The second component of embedded finance is the plug-in products that leverage these popular platforms’ high engagement, payment transaction data and other customer insights. With these plug-ins, platforms can deliver a broader, more tailored and often cheaper set of financial services than were previously feasible for, or available from, traditional providers – especially new forms of credit or insurance.

The most visible example in Africa at present is Nairobi-based Apollo Agriculture. The firm builds credit profiles for its small-scale farmers using machine learning models.
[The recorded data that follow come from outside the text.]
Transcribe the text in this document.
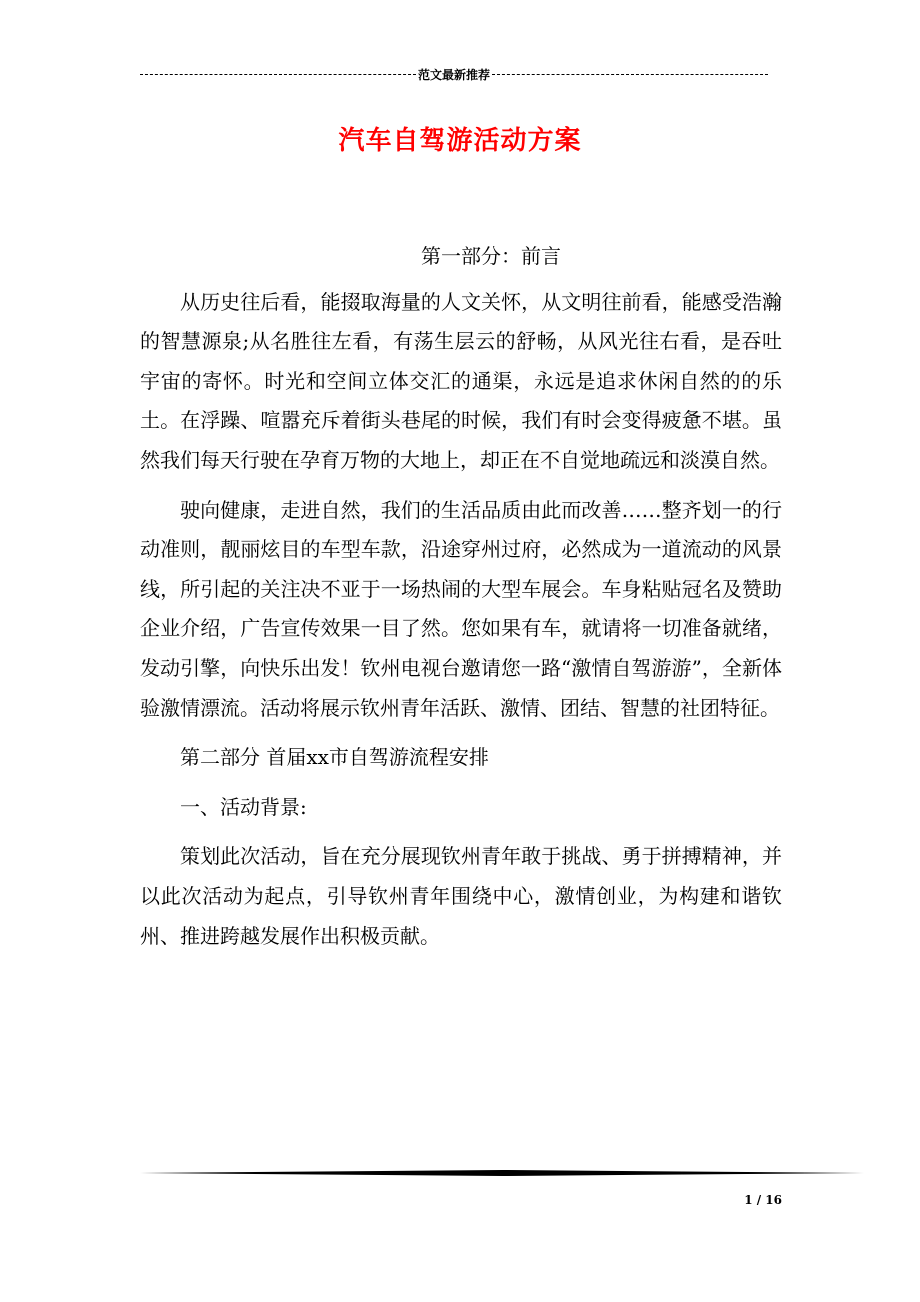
范文最新推荐
汽车自驾游活动方案

第一部分：前言

从历史往后看，能掇取海量的人文关怀，从文明往前看，能感受浩瀚的智慧源泉;从名胜往左看，有荡生层云的舒畅，从风光往右看，是吞吐宇宙的寄怀。时光和空间立体交汇的通渠，永远是追求休闲自然的的乐土。在浮躁、喧嚣充斥着街头巷尾的时候，我们有时会变得疲惫不堪。虽然我们每天行驶在孕育万物的大地上，却正在不自觉地疏远和淡漠自然。

驶向健康，走进自然，我们的生活品质由此而改善……整齐划一的行动准则，靓丽炫目的车型车款，沿途穿州过府，必然成为一道流动的风景线，所引起的关注决不亚于一场热闹的大型车展会。车身粘贴冠名及赞助企业介绍，广告宣传效果一目了然。您如果有车，就请将一切准备就绪，发动引擎，向快乐出发！钦州电视台邀请您一路“激情自驾游游”，全新体验激情漂流。活动将展示钦州青年活跃、激情、团结、智慧的社团特征。

第二部分 首届xx市自驾游流程安排

一、活动背景:

策划此次活动，旨在充分展现钦州青年敢于挑战、勇于拼搏精神，并以此次活动为起点，引导钦州青年围绕中心，激情创业，为构建和谐钦州、推进跨越发展作出积极贡献。

1 / 16
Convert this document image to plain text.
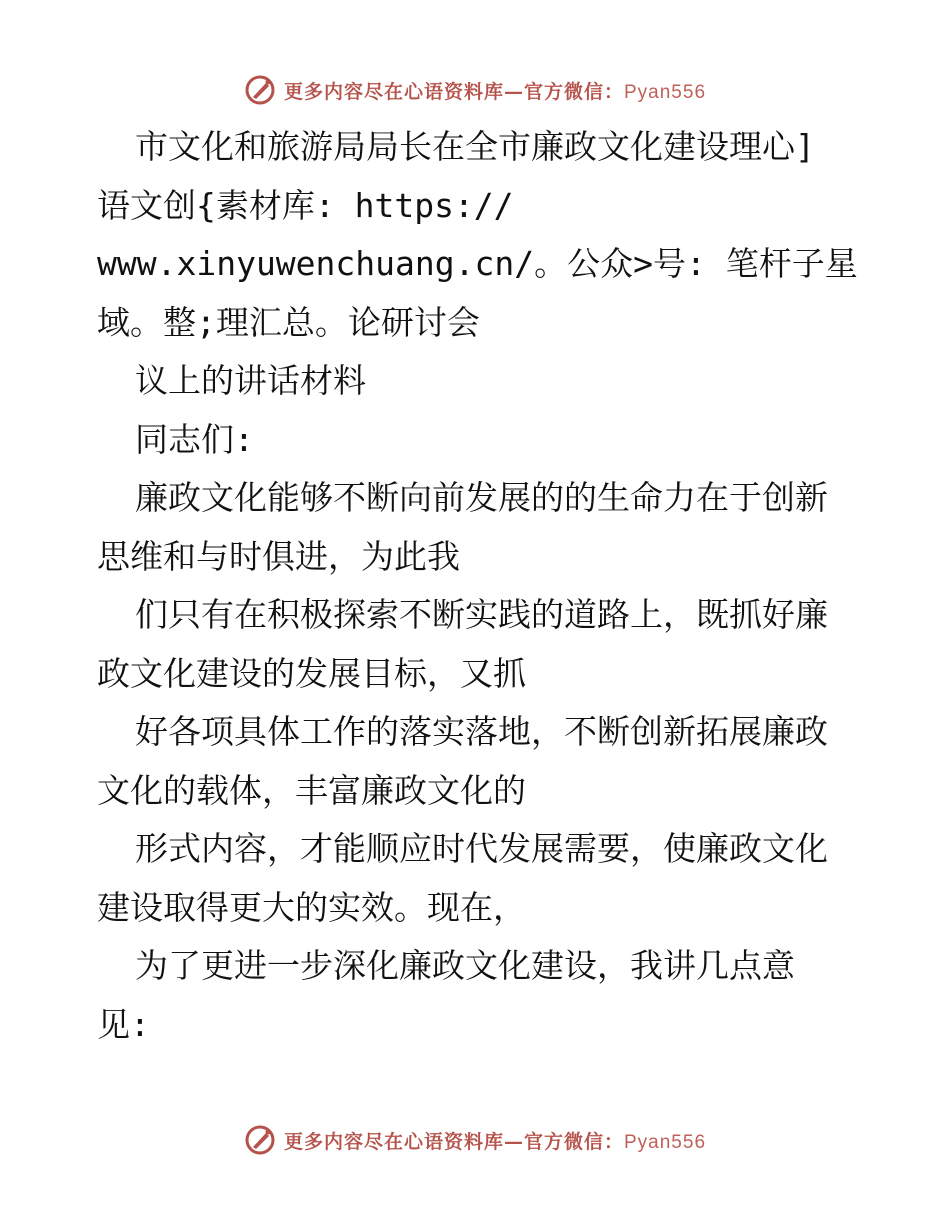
更多内容尽在心语资料库—官方微信：Pyan556
市文化和旅游局局长在全市廉政文化建设理心]
语文创{素材库: https://
www.xinyuwenchuang.cn/。公众>号: 笔杆子星
域。整;理汇总。论研讨会
议上的讲话材料
同志们:
廉政文化能够不断向前发展的的生命力在于创新
思维和与时俱进，为此我
们只有在积极探索不断实践的道路上，既抓好廉
政文化建设的发展目标，又抓
好各项具体工作的落实落地，不断创新拓展廉政
文化的载体，丰富廉政文化的
形式内容，才能顺应时代发展需要，使廉政文化
建设取得更大的实效。现在，
为了更进一步深化廉政文化建设，我讲几点意
见:
更多内容尽在心语资料库—官方微信：Pyan556
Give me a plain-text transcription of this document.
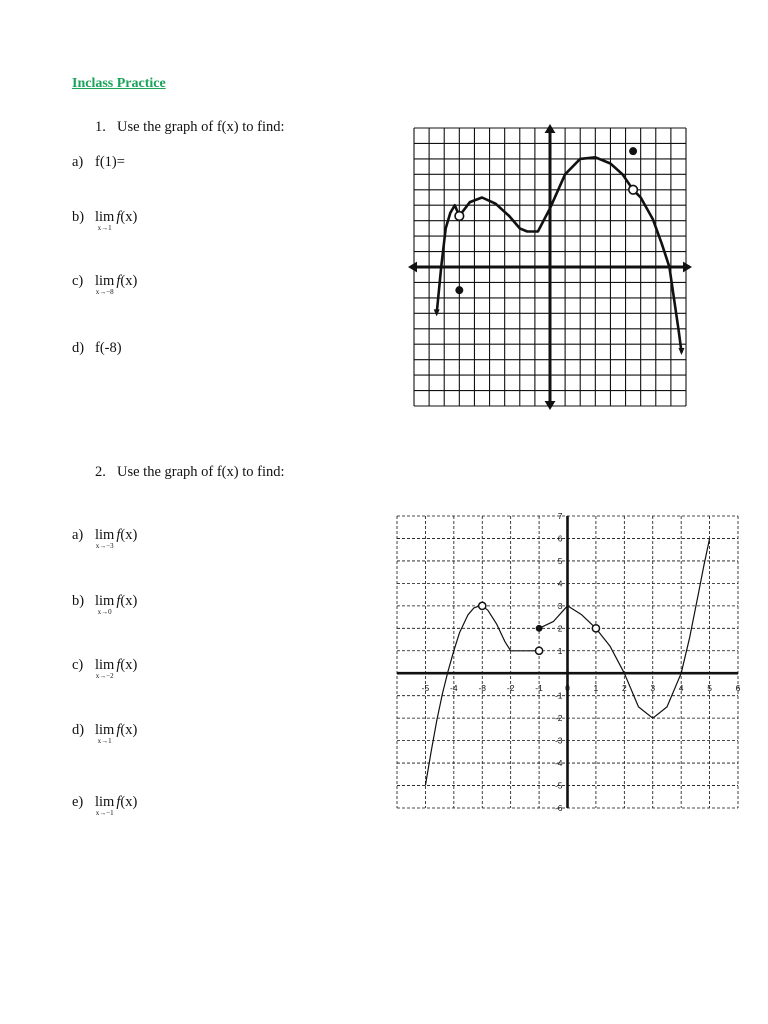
Inclass Practice
1. Use the graph of f(x) to find:
a) f(1)=
b) lim
x→1
f(x)
c) lim
x→−8
f(x)
d) f(-8)
2. Use the graph of f(x) to find:
a) lim
x→−3
f(x)
b) lim
x→0
f(x)
c) lim
x→−2
f(x)
d) lim
x→1
f(x)
e) lim
x→−1
f(x)
-5 -4 -3 -2 -1	0	1	2	3	4	5	6
7
6
5
4
3
2
1
-1
-2
-3
-4
-5
-6
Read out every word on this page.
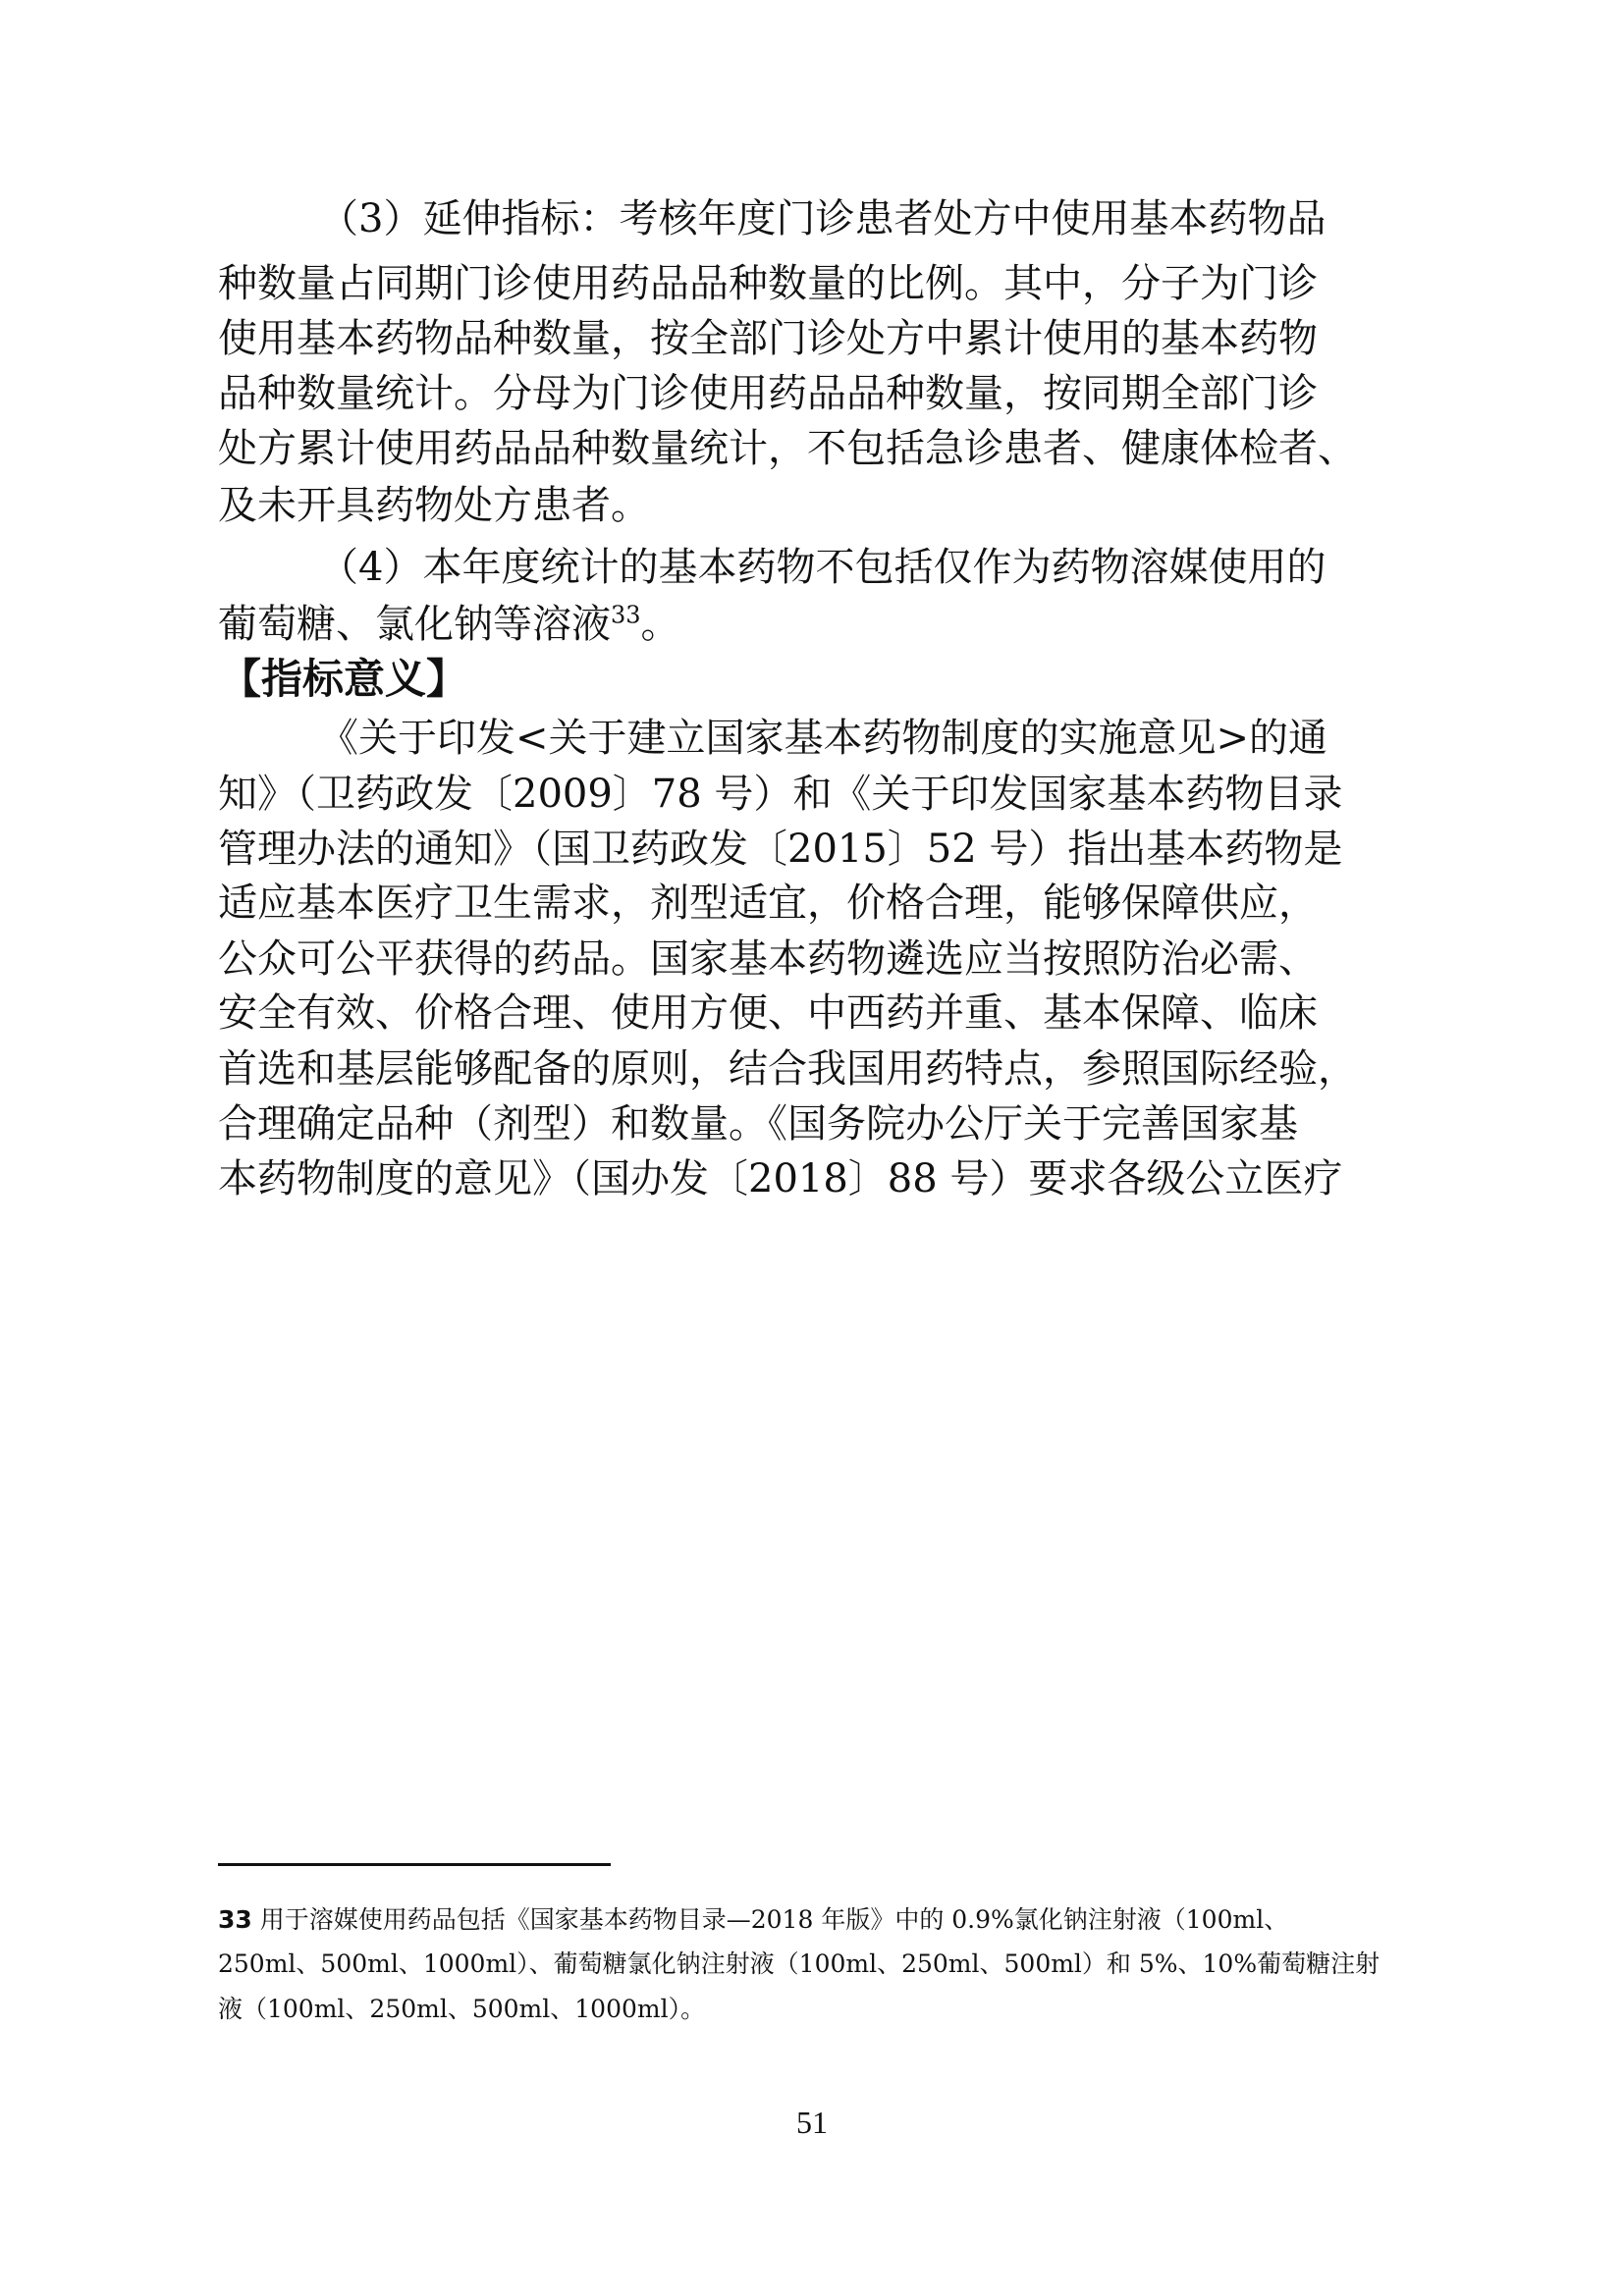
（3）延伸指标：考核年度门诊患者处方中使用基本药物品
种数量占同期门诊使用药品品种数量的比例。其中，分子为门诊
使用基本药物品种数量，按全部门诊处方中累计使用的基本药物
品种数量统计。分母为门诊使用药品品种数量，按同期全部门诊
处方累计使用药品品种数量统计，不包括急诊患者、健康体检者、
及未开具药物处方患者。
（4）本年度统计的基本药物不包括仅作为药物溶媒使用的
葡萄糖、氯化钠等溶液$^{33}$。
【指标意义】
《关于印发<关于建立国家基本药物制度的实施意见>的通
知》（卫药政发〔2009〕78 号）和《关于印发国家基本药物目录
管理办法的通知》（国卫药政发〔2015〕52 号）指出基本药物是
适应基本医疗卫生需求，剂型适宜，价格合理，能够保障供应，
公众可公平获得的药品。国家基本药物遴选应当按照防治必需、
安全有效、价格合理、使用方便、中西药并重、基本保障、临床
首选和基层能够配备的原则，结合我国用药特点，参照国际经验，
合理确定品种（剂型）和数量。《国务院办公厅关于完善国家基
本药物制度的意见》（国办发〔2018〕88 号）要求各级公立医疗
33 用于溶媒使用药品包括《国家基本药物目录—2018 年版》中的 0.9%氯化钠注射液（100ml、
250ml、500ml、1000ml）、葡萄糖氯化钠注射液（100ml、250ml、500ml）和 5%、10%葡萄糖注射
液（100ml、250ml、500ml、1000ml）。
51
Apollo also leverages high engagement from farmers to cross sell products and offer advisory services to farmers such as soil testing, mechanized land preparation and insurance.

The third component of embedded finance is the new breed of API-based infrastructure. This ‘plumbing’ is required to connect the new generation of customer interfaces and product providers with the regulated balance sheets or capital markets that finance, aggregate and manage risks at the back end.

African startups such as Flutterwave initially focused on building payments infrastructure for merchants across East and West Africa. It is now being leveraged to further engage merchants with e-commerce. Flutterwave has also launched their ‘barter’ product to build out Business to consumer services.

Supercharged by the pandemic and lockdowns, embedded finance is changing the structure of traditional retail finance. Because of their large user bases, strong customer engagement and new data sources, platforms, product plug-ins and new plumbing together have the potential to bring financial services to far more customers, offering better services at lower costs than the traditional bricks-and-mortar banking system.

By leveraging these three elements of embedded finance, entrepreneurs, investors, incumbent banking partners and regulators in Africa have the opportunity to create a fairer and more inclusive financial system as the region begins to recover from the pandemic.

Tilman Ehrbeck is managing partner at Flourish, a global venture investment firm. He is based in Washington, D.C. Flourish has a focus on Africa and has a portfolio of nearly ten African Fintech Startups that they partner with.